Flames have consumed buildings in Khartoum amid the ongoing Sudan conflict, following fighting between the army and rival forces since April. Among the structures devoured by fire is the 18-storey Greater Nile Petroleum Oil Company Tower, a symbol of Khartoum’s skyline.

Videos circulating online feature the towering fire that has enveloped the Greater Nile Petroleum Oil Company Tower. The tower stands near the banks of the river Nile. Tagreed Abdin, the architect of the building expressed sorrow and disbelief on X (formerly Twitter).

The cause of the devastating fire in the cone-like structure, with its glass facade reflecting the sun’s rays, remains unknown. No injuries or fatalities resulting from the incident is reported.

The Sudan conflict erupted on 15 April, triggered by a power struggle between Sudanese army leaders and the paramilitary Rapid Support Forces (RSF). Tensions had been escalating as RSF members were redeployed across the country, which the army interpreted as a threat to its authority.

The violence has since escalated into a full-blown crisis, with Khartoum and other areas witnessing air strikes and ground battles.

Sudan War Monitor, an organisation analysing the crisis, reported that the Rapid Support Forces (RSF) launched an attack on areas under army control.

Multiple government buildings, including the Justice Ministry, were reported to have caught fire in the aftermath of the RSF attack. Attacks on army facilities persisted into Sunday, intensifying the already dire situation in Khartoum.

Health authorities confirmed that all major hospitals in Khartoum and the Darfur region were no longer operational.

Pro-democracy lawyers have reported that the fighting in Khartoum has resulted in the deaths of “dozens of civilians” since Friday.
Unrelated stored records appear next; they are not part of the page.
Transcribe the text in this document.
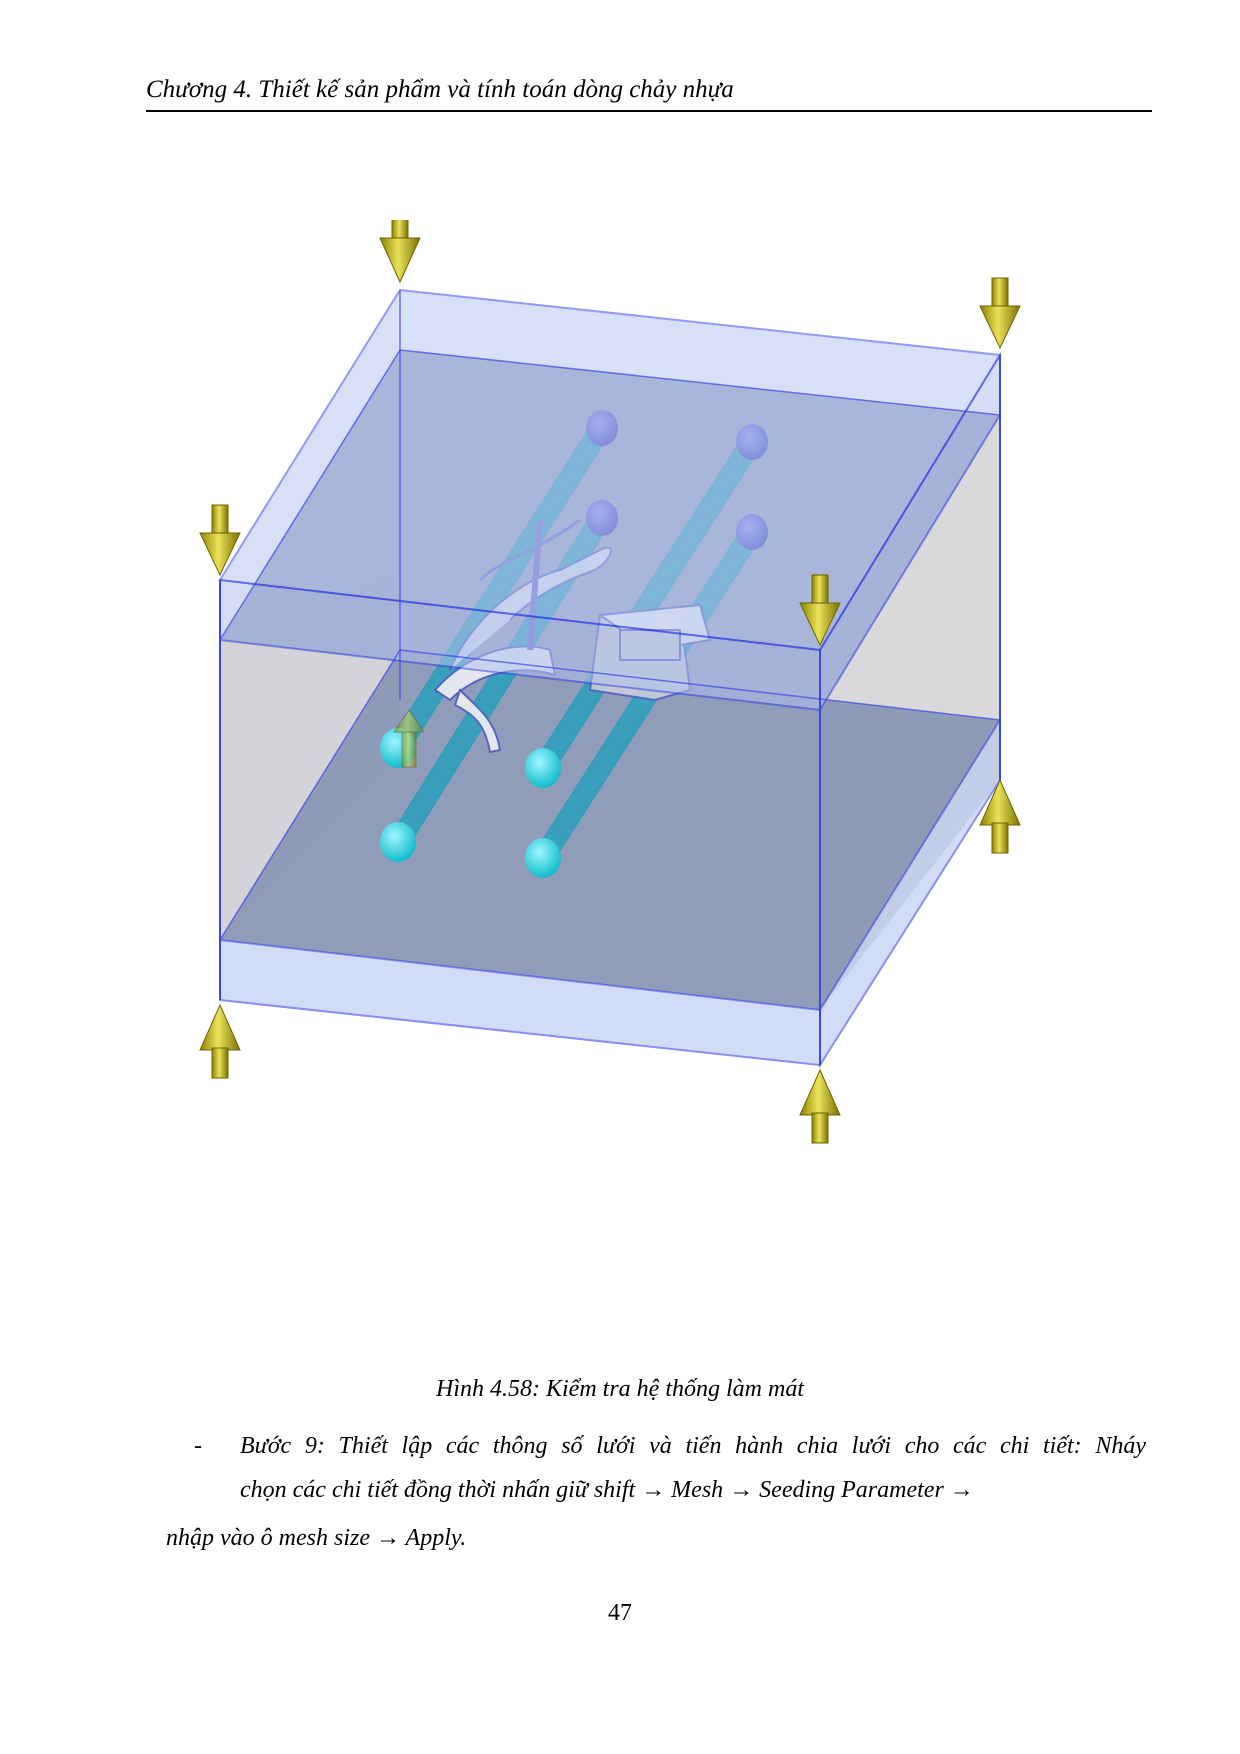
Chương 4. Thiết kế sản phẩm và tính toán dòng chảy nhựa
Hình 4.58: Kiểm tra hệ thống làm mát
- Bước 9: Thiết lập các thông số lưới và tiến hành chia lưới cho các chi tiết: Nháy
chọn các chi tiết đồng thời nhấn giữ shift → Mesh → Seeding Parameter →
nhập vào ô mesh size → Apply.
47
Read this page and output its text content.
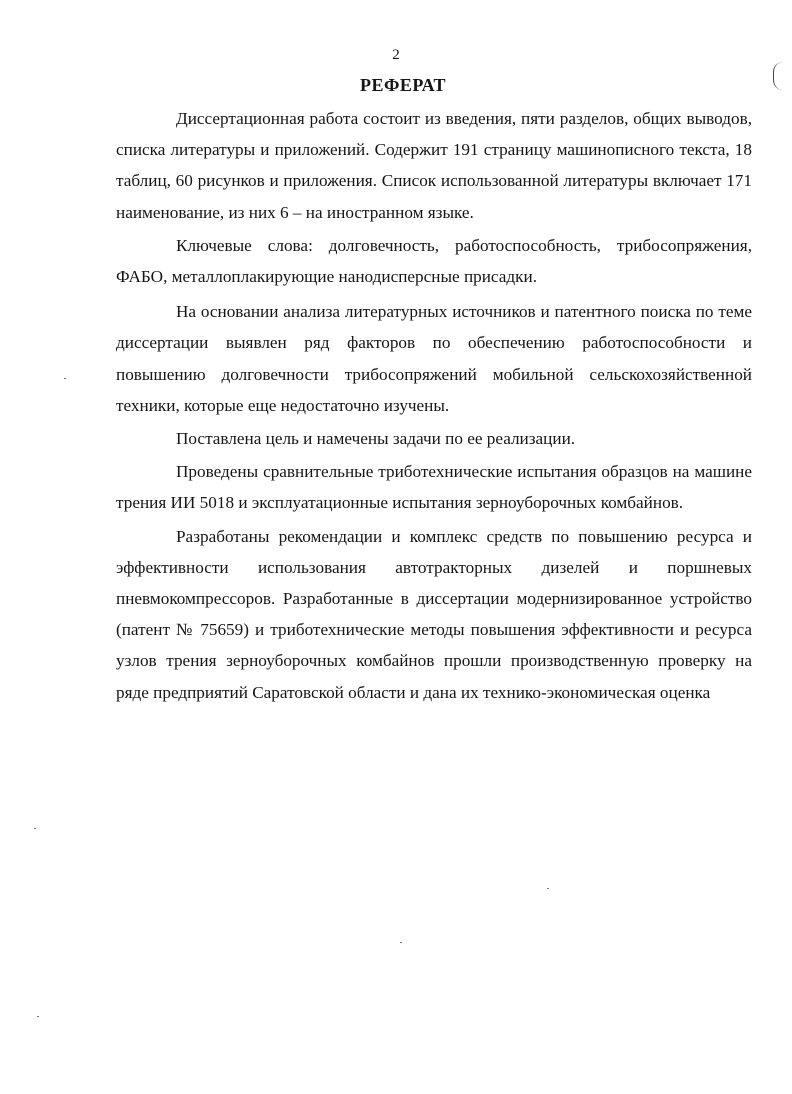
2
РЕФЕРАТ

Диссертационная работа состоит из введения, пяти разделов, общих выводов, списка литературы и приложений. Содержит 191 страницу машинописного текста, 18 таблиц, 60 рисунков и приложения. Список использованной литературы включает 171 наименование, из них 6 – на иностранном языке.

Ключевые слова: долговечность, работоспособность, трибосопряжения, ФАБО, металлоплакирующие нанодисперсные присадки.

На основании анализа литературных источников и патентного поиска по теме диссертации выявлен ряд факторов по обеспечению работоспособности и повышению долговечности трибосопряжений мобильной сельскохозяйственной техники, которые еще недостаточно изучены.

Поставлена цель и намечены задачи по ее реализации.

Проведены сравнительные триботехнические испытания образцов на машине трения ИИ 5018 и эксплуатационные испытания зерноуборочных комбайнов.

Разработаны рекомендации и комплекс средств по повышению ресурса и эффективности использования автотракторных дизелей и поршневых пневмокомпрессоров. Разработанные в диссертации модернизированное устройство (патент № 75659) и триботехнические методы повышения эффективности и ресурса узлов трения зерноуборочных комбайнов прошли производственную проверку на ряде предприятий Саратовской области и дана их технико-экономическая оценка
The conflict has also spread beyond the capital, with fighting reported in the city of El-Obeid, located approximately 400 kilometres (250 miles) to the south of Khartoum.

The RSF’s determination to gain control of the capital has prompted the military to conduct airstrikes in an attempt to weaken RSF positions.

Since its inception in April, the Sudan conflict has claimed 7,500 lives, and displaced over five million individuals.